The differences in the exponents of the truncated power-law models recorded in the two considered classes of behaviours are relatively weak. In contrast, a marked and relevant difference can be observed in the upper truncation value (b) of the Lévy walks, which for oriented animals is roughly twice the size of the not oriented case (see Table 2). This fact suggests that the difference in the movement strategy between the two behaviours can be found not in adjustments in the functional form that controls their walks, but in the length steps between turning points, which are in general considerably longer in the case of oriented animals. Therefore, animals could be adjusting the truncation scale of step lengths to switch between oriented and non-oriented movements. This phenomenon can be seen clearer looking at the mean number of reorientation points of a single walk. In the case of oriented animals, the number of reorientation points is roughly half that for not oriented animals. This is estimated considering that the number of reorientation points corresponds to the mean sample size of a single observation, in the approximation that all animals uses practically the entire length of the spool. From this spartan estimation, we obtain around 10 turning points for oriented and 20 for not oriented animals (see Table 2).

Lévy flights are considered to be the best solution for solving the problem of random search for sparsely distributed targets25,41. For this reason, the vast majority of empirical studies that reports Lévy processes are observations of foraging behaviour11,15,40. In contrast, the present study considers movements of animals that had been translocated to an unfamiliar site and different habitat52 (open areas in the matrix). Translocated animals generally try to return to familiar habitat and environment upon release, without foraging72. Forested areas are safe and familiar habitat for the three marsupials, while open areas represent unfavourable habitats for these animals where the predation risk by raptors, snakes and domestic dogs is high6. We note that even in the absence of predation events in the course of the experiments, animals may still show a behaviour typical of avoiding predation7,73. In fact, an unfamiliar environment induces animals to keep alert of potential predators and to find a safe place as soon as possible. Risk of predation generates a permanent stress, and takes a relevant part on the decision-making process74. For this reason, our empirical results seem to verify simulations of survival in patchy landscapes, which shows a generally decrease with μ75. Lévy walks are described outside of the context of optimal foraging only in a few cases, such as for shearwaters searching for their breeding colony after crossing vast regions of open ocean76 and for bacteria77.

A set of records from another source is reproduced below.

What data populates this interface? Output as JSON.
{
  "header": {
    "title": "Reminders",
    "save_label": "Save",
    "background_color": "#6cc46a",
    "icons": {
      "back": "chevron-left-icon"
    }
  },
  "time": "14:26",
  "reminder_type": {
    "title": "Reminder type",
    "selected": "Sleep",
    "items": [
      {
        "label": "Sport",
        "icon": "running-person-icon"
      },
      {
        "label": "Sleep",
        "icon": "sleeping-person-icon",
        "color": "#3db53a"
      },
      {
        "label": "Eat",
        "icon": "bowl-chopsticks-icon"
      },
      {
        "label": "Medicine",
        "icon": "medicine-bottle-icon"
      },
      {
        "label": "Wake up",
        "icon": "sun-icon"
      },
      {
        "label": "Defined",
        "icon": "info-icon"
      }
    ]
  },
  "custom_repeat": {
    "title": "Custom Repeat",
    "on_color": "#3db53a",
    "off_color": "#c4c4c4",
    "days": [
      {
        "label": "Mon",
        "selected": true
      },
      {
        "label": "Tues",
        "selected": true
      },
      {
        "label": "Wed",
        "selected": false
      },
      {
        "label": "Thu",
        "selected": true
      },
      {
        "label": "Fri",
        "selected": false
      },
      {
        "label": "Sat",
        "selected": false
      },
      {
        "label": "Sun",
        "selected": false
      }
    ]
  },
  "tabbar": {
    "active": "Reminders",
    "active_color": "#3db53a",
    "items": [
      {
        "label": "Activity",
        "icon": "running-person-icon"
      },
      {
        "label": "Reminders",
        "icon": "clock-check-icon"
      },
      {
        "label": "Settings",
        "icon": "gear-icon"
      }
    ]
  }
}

Finally, an important difference from previous studies, is that, in our case, animals have no previous knowledge of the area of movement. For this reason, the detected movements are not the consequence of memory or of the familiarity with the specific release site. It is not plausible to completely rule out the possibility that the detected Lévy flights are the result of innate behaviour78, rather than an optimal strategy to search for safe patches under predation risk. The fact that Lévy patterns are related to some general innate behaviour, beyond the confines of optimal foraging, has gain interest in the literature19. The analysis of movements of P. frenatus released in similar conditions, but inside forest fragments, presented μ values comparable to the values estimated in the matrix (μ = 1.37 ± 0.02) (unpubl. data), supporting Lévy flights as result of innate behaviour.

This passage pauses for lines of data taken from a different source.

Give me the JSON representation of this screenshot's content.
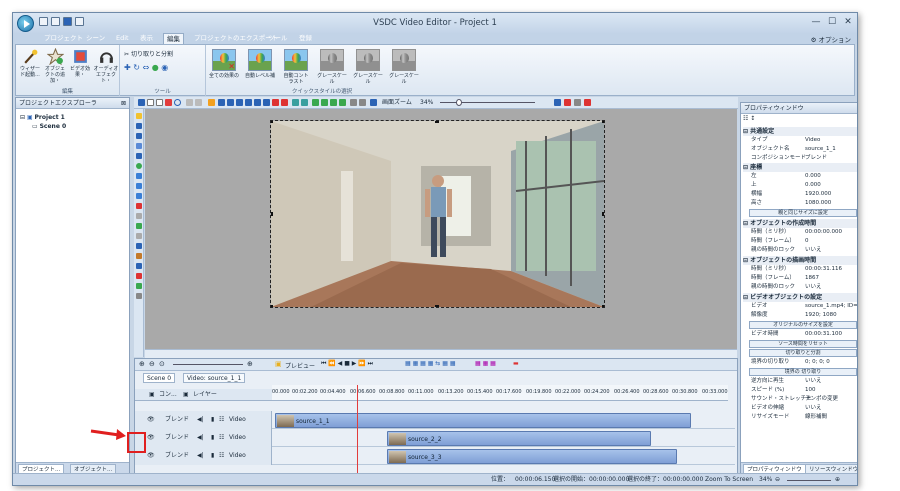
{
  "window": {
    "title": "VSDC Video Editor - Project 1",
    "min": "—",
    "max": "☐",
    "close": "✕"
  },
  "menus": [
    "プロジェクト",
    "シーン",
    "Edit",
    "表示",
    "編集",
    "プロジェクトのエクスポート",
    "ツール",
    "登録"
  ],
  "active_menu": "編集",
  "options_label": "⚙ オプション",
  "ribbon": {
    "edit_group": {
      "label": "編集",
      "buttons": [
        "ウィザード起動...",
        "オブジェクトの追加・",
        "ビデオ効果・",
        "オーディオエフェクト・"
      ]
    },
    "tools_group": {
      "label": "ツール",
      "cut_label": "切り取りと分割"
    },
    "quickstyles_group": {
      "label": "クイックスタイルの選択",
      "thumbs": [
        "全ての効果の",
        "自動レベル補",
        "自動コントラスト",
        "グレースケール",
        "グレースケール",
        "グレースケール"
      ]
    }
  },
  "project_explorer": {
    "title": "プロジェクトエクスプローラ",
    "pin": "⊠",
    "project": "Project 1",
    "scene": "Scene 0"
  },
  "left_tabs": [
    "プロジェクト...",
    "オブジェクト..."
  ],
  "editor_toolbar": {
    "zoom_label": "画面ズーム",
    "zoom_value": "34%"
  },
  "timeline": {
    "scene_tab": "Scene 0",
    "video_tab": "Video: source_1_1",
    "preview_label": "プレビュー",
    "header_com": "コン...",
    "header_layer": "レイヤー",
    "ruler": [
      "00.000",
      "00:02.200",
      "00:04.400",
      "00:06.600",
      "00:08.800",
      "00:11.000",
      "00:13.200",
      "00:15.400",
      "00:17.600",
      "00:19.800",
      "00:22.000",
      "00:24.200",
      "00:26.400",
      "00:28.600",
      "00:30.800",
      "00:33.000"
    ],
    "tracks": [
      {
        "blend": "ブレンド",
        "type": "Video",
        "clip": "source_1_1"
      },
      {
        "blend": "ブレンド",
        "type": "Video",
        "clip": "source_2_2"
      },
      {
        "blend": "ブレンド",
        "type": "Video",
        "clip": "source_3_3"
      }
    ]
  },
  "properties": {
    "title": "プロパティウィンドウ",
    "sections": {
      "common": "共通設定",
      "coords": "座標",
      "creation": "オブジェクトの作成時間",
      "drawing": "オブジェクトの描画時間",
      "video_settings": "ビデオオブジェクトの設定"
    },
    "rows": {
      "type": [
        "タイプ",
        "Video"
      ],
      "name": [
        "オブジェクト名",
        "source_1_1"
      ],
      "comp": [
        "コンポジションモード",
        "ブレンド"
      ],
      "left": [
        "左",
        "0.000"
      ],
      "top": [
        "上",
        "0.000"
      ],
      "width": [
        "横幅",
        "1920.000"
      ],
      "height": [
        "高さ",
        "1080.000"
      ],
      "c_ms": [
        "時間（ミリ秒）",
        "00:00:00.000"
      ],
      "c_fr": [
        "時間（フレーム）",
        "0"
      ],
      "c_lock": [
        "親の時間のロック",
        "いいえ"
      ],
      "d_ms": [
        "時間（ミリ秒）",
        "00:00:31.116"
      ],
      "d_fr": [
        "時間（フレーム）",
        "1867"
      ],
      "d_lock": [
        "親の時間のロック",
        "いいえ"
      ],
      "video": [
        "ビデオ",
        "source_1.mp4; ID="
      ],
      "res": [
        "解像度",
        "1920; 1080"
      ],
      "vtime": [
        "ビデオ時間",
        "00:00:31.100"
      ],
      "trim": [
        "境界の切り取り",
        "0; 0; 0; 0"
      ],
      "reverse": [
        "逆方向に再生",
        "いいえ"
      ],
      "speed": [
        "スピード (%)",
        "100"
      ],
      "stretch": [
        "サウンド・ストレッチモ",
        "テンポの変更"
      ],
      "vstretch": [
        "ビデオの伸縮",
        "いいえ"
      ],
      "resize": [
        "リサイズモード",
        "線形補間"
      ]
    },
    "buttons": {
      "parent_size": "親と同じサイズに設定",
      "orig_size": "オリジナルのサイズを設定",
      "reset_time": "ソース時間をリセット",
      "cut_split": "切り取りと分割",
      "trim_btn": "境界の 切り取り"
    },
    "tabs": [
      "プロパティウィンドウ",
      "リソースウィンドウ"
    ]
  },
  "status": {
    "position": "位置：",
    "pos_val": "00:00:06.150",
    "sel_start": "選択の開始：",
    "sel_start_val": "00:00:00.000",
    "sel_end": "選択の終了：",
    "sel_end_val": "00:00:00.000",
    "zoom_label": "Zoom To Screen",
    "zoom_val": "34%"
  }
}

To sum up, we describe by means of Lévy flights small-scale movements not associated with foraging, but with animals looking for a shelter in a risky habitat, where the memory of the area of movement can not play any role. The result is not dependent on the differences in the habits of the three species, and a weak differentiation between oriented and non-oriented animals is reported in the functional form of the truncated power-law behaviour.